Regardless of how much you rely on email and paperless digital documents, printed output is likely a part of every aspect of your business. When your office printer produces less-than-perfect pages, how you troubleshoot its smudges and smears can depend on the type of printer you use. To focus and simplify your diagnostic detective work, look for causes that relate to the way you use your hardware and the circumstances under which the problems appear.
The paper you select for your output can have a big impact on whether your pages emerge and stay smudge free. Laser printers have trouble creating an image on papers with heavily textured surfaces or coatings that don’t match the hardware manufacturers’ specifications, including some papers intended for use on printing presses. Inkjets work best when you match the sheets you use to the output you create on them, printing photography on photo paper and looking for stock rated specifically for the dye- or pigment-based inks these machines use.

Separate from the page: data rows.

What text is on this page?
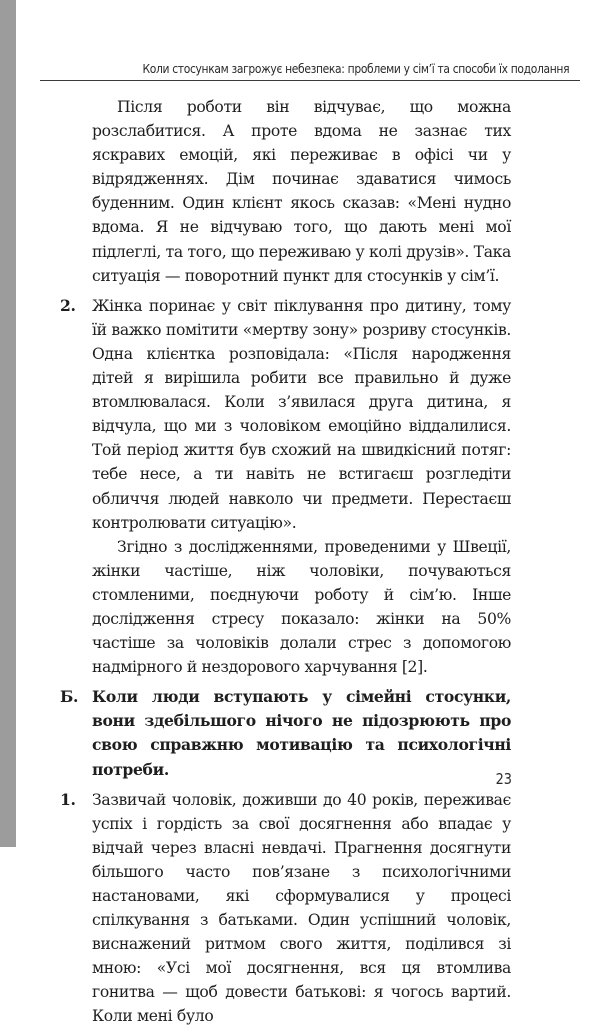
Коли стосункам загрожує небезпека: проблеми у сім’ї та способи їх подолання

Після роботи він відчуває, що можна розслабитися. А проте вдома не зазнає тих яскравих емоцій, які переживає в офісі чи у відрядженнях. Дім починає здаватися чимось буденним. Один клієнт якось сказав: «Мені нудно вдома. Я не відчуваю того, що дають мені мої підлеглі, та того, що переживаю у колі друзів». Така ситуація — поворотний пункт для стосунків у сім’ї.

2. Жінка поринає у світ піклування про дитину, тому їй важко помітити «мертву зону» розриву стосунків. Одна клієнтка розповідала: «Після народження дітей я вирішила робити все правильно й дуже втомлювалася. Коли з’явилася друга дитина, я відчула, що ми з чоловіком емоційно віддалилися. Той період життя був схожий на швидкісний потяг: тебе несе, а ти навіть не встигаєш розгледіти обличчя людей навколо чи предмети. Перестаєш контролювати ситуацію».

Згідно з дослідженнями, проведеними у Швеції, жінки частіше, ніж чоловіки, почуваються стомленими, поєднуючи роботу й сім’ю. Інше дослідження стресу показало: жінки на 50% частіше за чоловіків долали стрес з допомогою надмірного й нездорового харчування [2].

Б. Коли люди вступають у сімейні стосунки, вони здебільшого нічого не підозрюють про свою справжню мотивацію та психологічні потреби.
1. Зазвичай чоловік, доживши до 40 років, переживає успіх і гордість за свої досягнення або впадає у відчай через власні невдачі. Прагнення досягнути більшого часто пов’язане з психологічними настановами, які сформувалися у процесі спілкування з батьками. Один успішний чоловік, виснажений ритмом свого життя, поділився зі мною: «Усі мої досягнення, вся ця втомлива гонитва — щоб довести батькові: я чогось вартий. Коли мені було
23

A clean printer produces better output than an ill-maintained one. Even the smoothest, most laser- or inkjet-friendly paper sheds lint, and even the cleanest office attracts its share of dust and other particulates. When these materials build up inside a printer, they can interfere with the device’s ability to lay down toner or ink. Printheads pick up an undercoating that can build up enough to make contact with inkjet paper before it dries. Dust in laser printing paths can degrade image quality by getting in the way of a proper toner bond.